Old books
March 09, 2023
These are not our books. But they could be.
Miles of books. Paper bags full of books. Boxes full of books. Loaded one by one into a car and driven away, or in some cases stashed in the cupboard labeled "genizah / for burial." In recent days I've been meeting up with my synagogue board president to sift through the books that had accumulated in our storage room, books that had piled up in every office, books that had been dropped off at the door anonymously like those extra zucchini that get hidden in people's cars or left on their front steps.
It's common, at synagogues. (Churches too, maybe?) We accumulate books the way children accumulate memories. And some of these books are themselves precious memories. And some are useful. But many of ours are now Goodwill-bound. I wonder what the local Goodwill staff must think, sorting this vast and sudden influx of books about Judaism. Books on Jewish history and thought. Books on Israel. Books from the 1950s on the critical challenges facing American Jewry "today."
Old college textbooks from religion classes. (Okay, a few of them were mine. Will I ever again need that textbook on the Protestant Reformation? Probably not.) Hardbound Hebrew-English dictionaries. Old translations of Jewish texts, typeset in tiny print. We also have a full synagogue library packed with books that no one ever borrows, and that's in addition to these stacks of tomes and piles of texts.

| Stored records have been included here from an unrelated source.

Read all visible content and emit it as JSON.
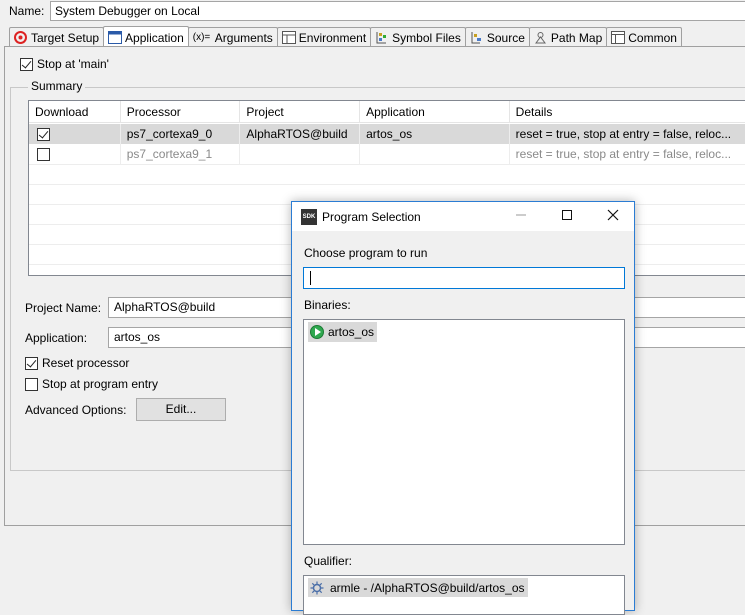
{
  "config": {
    "name_label": "Name:",
    "name_value": "System Debugger on Local"
  },
  "tabs": [
    {
      "label": "Target Setup",
      "icon": "target-icon"
    },
    {
      "label": "Application",
      "icon": "application-icon"
    },
    {
      "label": "Arguments",
      "icon": "arguments-icon"
    },
    {
      "label": "Environment",
      "icon": "environment-icon"
    },
    {
      "label": "Symbol Files",
      "icon": "symbol-files-icon"
    },
    {
      "label": "Source",
      "icon": "source-icon"
    },
    {
      "label": "Path Map",
      "icon": "path-map-icon"
    },
    {
      "label": "Common",
      "icon": "common-icon"
    }
  ],
  "app_tab": {
    "stop_at_main": "Stop at 'main'",
    "summary_title": "Summary",
    "columns": [
      "Download",
      "Processor",
      "Project",
      "Application",
      "Details"
    ],
    "rows": [
      {
        "download": true,
        "processor": "ps7_cortexa9_0",
        "project": "AlphaRTOS@build",
        "application": "artos_os",
        "details": "reset = true, stop at entry = false, reloc..."
      },
      {
        "download": false,
        "processor": "ps7_cortexa9_1",
        "project": "",
        "application": "",
        "details": "reset = true, stop at entry = false, reloc..."
      }
    ],
    "project_name_label": "Project Name:",
    "project_name_value": "AlphaRTOS@build",
    "application_label": "Application:",
    "application_value": "artos_os",
    "reset_processor": "Reset processor",
    "stop_at_entry": "Stop at program entry",
    "advanced_label": "Advanced Options:",
    "edit_button": "Edit..."
  },
  "dialog": {
    "title": "Program Selection",
    "icon_text": "SDK",
    "choose_label": "Choose program to run",
    "search_value": "",
    "binaries_label": "Binaries:",
    "binaries": [
      "artos_os"
    ],
    "qualifier_label": "Qualifier:",
    "qualifiers": [
      "armle - /AlphaRTOS@build/artos_os"
    ]
  }
}
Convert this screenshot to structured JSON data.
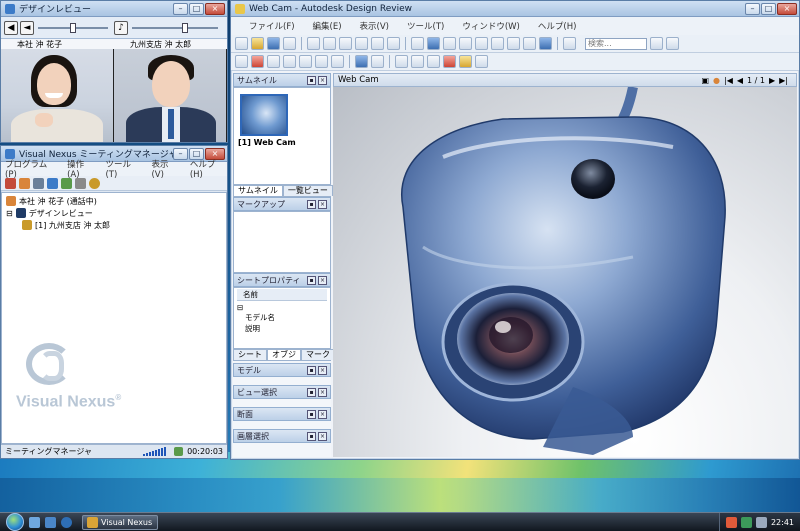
{
  "colors": {
    "accent": "#3c7bc8",
    "titlebar": "#a9c4e2",
    "close": "#c44b3a",
    "webcam_body": "#4a6fa8"
  },
  "video_window": {
    "title": "デザインレビュー",
    "participants": [
      {
        "name": "本社 沖 花子"
      },
      {
        "name": "九州支店 沖 太郎"
      }
    ]
  },
  "meeting_window": {
    "title": "Visual Nexus ミーティングマネージャ",
    "menu": [
      "プログラム(P)",
      "操作(A)",
      "ツール(T)",
      "表示(V)",
      "ヘルプ(H)"
    ],
    "tree": [
      {
        "label": "本社 沖 花子 (通話中)"
      },
      {
        "label": "デザインレビュー"
      },
      {
        "label": "[1] 九州支店 沖 太郎"
      }
    ],
    "logo_text": "Visual Nexus",
    "logo_mark": "®",
    "status_label": "ミーティングマネージャ",
    "status_time": "00:20:03"
  },
  "design_review": {
    "title": "Web Cam - Autodesk Design Review",
    "menu": [
      "ファイル(F)",
      "編集(E)",
      "表示(V)",
      "ツール(T)",
      "ウィンドウ(W)",
      "ヘルプ(H)"
    ],
    "search_placeholder": "検索...",
    "panes": {
      "thumbnails": "サムネイル",
      "thumbnail_item": "[1] Web Cam",
      "tab_thumb": "サムネイル",
      "tab_list": "一覧ビュー",
      "markup": "マークアップ",
      "sheet_props": "シートプロパティ",
      "prop_col": "名前",
      "prop_model": "モデル名",
      "prop_desc": "説明",
      "tab_sheet": "シート",
      "tab_obj": "オブジ",
      "tab_markup": "マーク",
      "model": "モデル",
      "view_select": "ビュー選択",
      "section": "断面",
      "layer_select": "画層選択"
    },
    "doc_tab": "Web Cam",
    "page_indicator": "1 / 1"
  },
  "taskbar": {
    "task_label": "Visual Nexus",
    "clock": "22:41"
  }
}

Someone dies or moves away, and next thing we know another pile of books has sprouted...
Old siddurim and holy books go in the cupboard to be buried in the sanctified ground of our cemetery. Once they are tattered from long use, we treat them with reverence and lay them to rest along with our beloved dead. But the secular books get stacked and bagged, or boxed, and hauled to the car, and taken away. It's hard to let go of books. We're the People of the Book! And yet there are so many books that haven't been touched in years. Books we'd forgotten we had. Books we just don't need.

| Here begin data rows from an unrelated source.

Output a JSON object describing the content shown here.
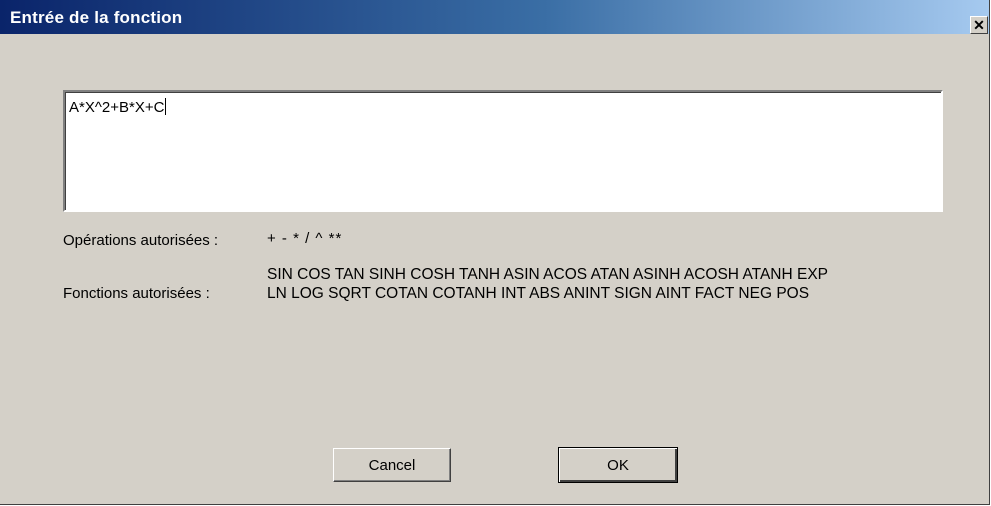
{
  "window": {
    "title": "Entrée de la fonction",
    "close_symbol": "✕"
  },
  "formula": {
    "value": "A*X^2+B*X+C"
  },
  "operations": {
    "label": "Opérations autorisées :",
    "value": "+ - * / ^ **"
  },
  "functions": {
    "label": "Fonctions autorisées :",
    "line1": "SIN COS TAN SINH COSH TANH ASIN ACOS ATAN ASINH ACOSH ATANH EXP",
    "line2": "LN LOG SQRT COTAN COTANH INT ABS ANINT SIGN AINT FACT NEG POS"
  },
  "buttons": {
    "cancel_label": "Cancel",
    "ok_label": "OK"
  },
  "colors": {
    "titlebar_start": "#0a246a",
    "titlebar_end": "#a6caf0",
    "dialog_bg": "#d4d0c8"
  },
  "icons": {
    "close": "close-icon"
  }
}
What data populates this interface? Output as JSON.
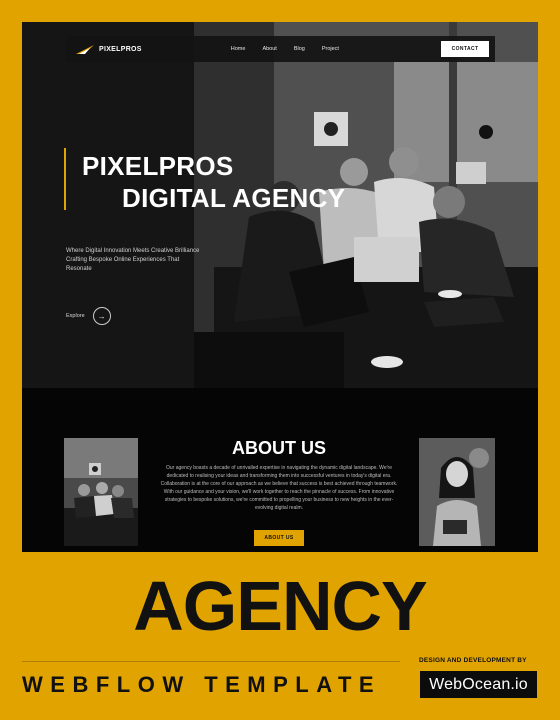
{
  "nav": {
    "logo_text": "PIXELPROS",
    "links": [
      "Home",
      "About",
      "Blog",
      "Project"
    ],
    "contact_label": "CONTACT"
  },
  "hero": {
    "headline_line1": "PIXELPROS",
    "headline_line2": "DIGITAL AGENCY",
    "tagline": "Where Digital Innovation Meets Creative Brilliance Crafting Bespoke Online Experiences That Resonate",
    "explore_label": "Explore",
    "explore_icon": "arrow-right-icon"
  },
  "about": {
    "title": "ABOUT US",
    "body": "Our agency boasts a decade of unrivalled expertise in navigating the dynamic digital landscape. We're dedicated to realising your ideas and transforming them into successful ventures in today's digital era. Collaboration is at the core of our approach as we believe that success is best achieved through teamwork. With our guidance and your vision, we'll work together to reach the pinnacle of success. From innovative strategies to bespoke solutions, we're committed to propelling your business to new heights in the ever-evolving digital realm.",
    "button_label": "ABOUT US"
  },
  "promo": {
    "title": "AGENCY",
    "subtitle": "WEBFLOW TEMPLATE",
    "design_credit": "DESIGN AND DEVELOPMENT BY",
    "brand": "WebOcean.io"
  },
  "colors": {
    "accent": "#e0a300",
    "background_dark": "#0b0b0b"
  }
}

I like to imagine some Jewish college student, maybe, browsing the bookshelves at Goodwill and exclaiming at some of these finds. I always loved finding Judaica in used-books stores or on the bookshelf at a thrift store. It felt like a little gift from the Universe: I see you. A reminder that Jews have lived in all kinds of places... including the small towns around New England around which my beloved ex and I used to drive, searching for quirky secondhand things like those old church pews.

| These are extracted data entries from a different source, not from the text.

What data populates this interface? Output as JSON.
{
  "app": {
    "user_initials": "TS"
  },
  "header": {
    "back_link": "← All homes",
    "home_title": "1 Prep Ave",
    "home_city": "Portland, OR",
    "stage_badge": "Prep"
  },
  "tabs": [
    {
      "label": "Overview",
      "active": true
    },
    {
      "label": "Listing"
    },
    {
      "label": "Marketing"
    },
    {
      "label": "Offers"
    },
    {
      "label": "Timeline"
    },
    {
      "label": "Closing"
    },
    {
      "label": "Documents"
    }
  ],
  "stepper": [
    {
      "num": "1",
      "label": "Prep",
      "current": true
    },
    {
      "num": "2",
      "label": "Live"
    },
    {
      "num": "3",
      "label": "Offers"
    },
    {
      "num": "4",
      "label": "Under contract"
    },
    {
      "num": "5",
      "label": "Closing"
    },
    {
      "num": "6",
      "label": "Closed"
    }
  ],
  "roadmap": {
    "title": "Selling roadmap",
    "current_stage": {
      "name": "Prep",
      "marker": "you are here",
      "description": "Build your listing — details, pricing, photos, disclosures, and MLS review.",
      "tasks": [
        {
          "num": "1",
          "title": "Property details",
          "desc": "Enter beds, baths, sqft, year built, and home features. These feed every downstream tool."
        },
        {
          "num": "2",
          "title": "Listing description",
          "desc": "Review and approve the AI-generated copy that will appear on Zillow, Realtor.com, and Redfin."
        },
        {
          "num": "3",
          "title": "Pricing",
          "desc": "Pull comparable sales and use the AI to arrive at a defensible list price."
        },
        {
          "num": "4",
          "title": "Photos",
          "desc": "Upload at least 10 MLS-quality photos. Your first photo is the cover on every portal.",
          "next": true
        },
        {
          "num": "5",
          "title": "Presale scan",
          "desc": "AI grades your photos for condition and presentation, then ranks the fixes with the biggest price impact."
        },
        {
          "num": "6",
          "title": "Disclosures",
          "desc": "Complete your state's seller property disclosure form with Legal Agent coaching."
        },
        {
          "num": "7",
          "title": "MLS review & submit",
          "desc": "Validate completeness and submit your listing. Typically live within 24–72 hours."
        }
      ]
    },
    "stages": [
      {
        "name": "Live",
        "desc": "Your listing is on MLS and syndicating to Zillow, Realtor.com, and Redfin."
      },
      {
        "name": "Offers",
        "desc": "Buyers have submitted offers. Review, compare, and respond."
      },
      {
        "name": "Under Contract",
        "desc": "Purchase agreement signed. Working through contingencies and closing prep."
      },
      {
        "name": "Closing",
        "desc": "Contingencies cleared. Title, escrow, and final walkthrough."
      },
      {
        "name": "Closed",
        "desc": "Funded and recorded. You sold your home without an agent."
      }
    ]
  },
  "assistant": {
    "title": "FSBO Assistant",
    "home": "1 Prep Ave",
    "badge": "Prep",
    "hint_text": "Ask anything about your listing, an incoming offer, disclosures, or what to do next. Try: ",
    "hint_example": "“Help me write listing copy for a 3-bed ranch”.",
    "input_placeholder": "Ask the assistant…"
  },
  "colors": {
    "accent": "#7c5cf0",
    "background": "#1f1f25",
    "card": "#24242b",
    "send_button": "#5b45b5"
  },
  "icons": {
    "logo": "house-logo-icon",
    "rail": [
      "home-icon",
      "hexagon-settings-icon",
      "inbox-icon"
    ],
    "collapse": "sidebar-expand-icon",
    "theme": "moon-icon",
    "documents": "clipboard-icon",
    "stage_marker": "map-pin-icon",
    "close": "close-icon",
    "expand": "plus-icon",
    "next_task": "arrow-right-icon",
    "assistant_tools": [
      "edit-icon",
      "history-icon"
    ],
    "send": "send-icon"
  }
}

Now the shul storeroom is manageable. We can find the Pesach dishes, the yarhzeit candles, the box of graggers for Purim. Some of my colleagues are establishing a "no donated books" policy -- all of our shelves overflow. It makes me a little bit sad, but I get it. I hope these books land in the hands of people who want them. And having joined in cleaning out my own parents' possessions after their deaths, I'm aware of how our objects persist, moving through the world long after we are gone.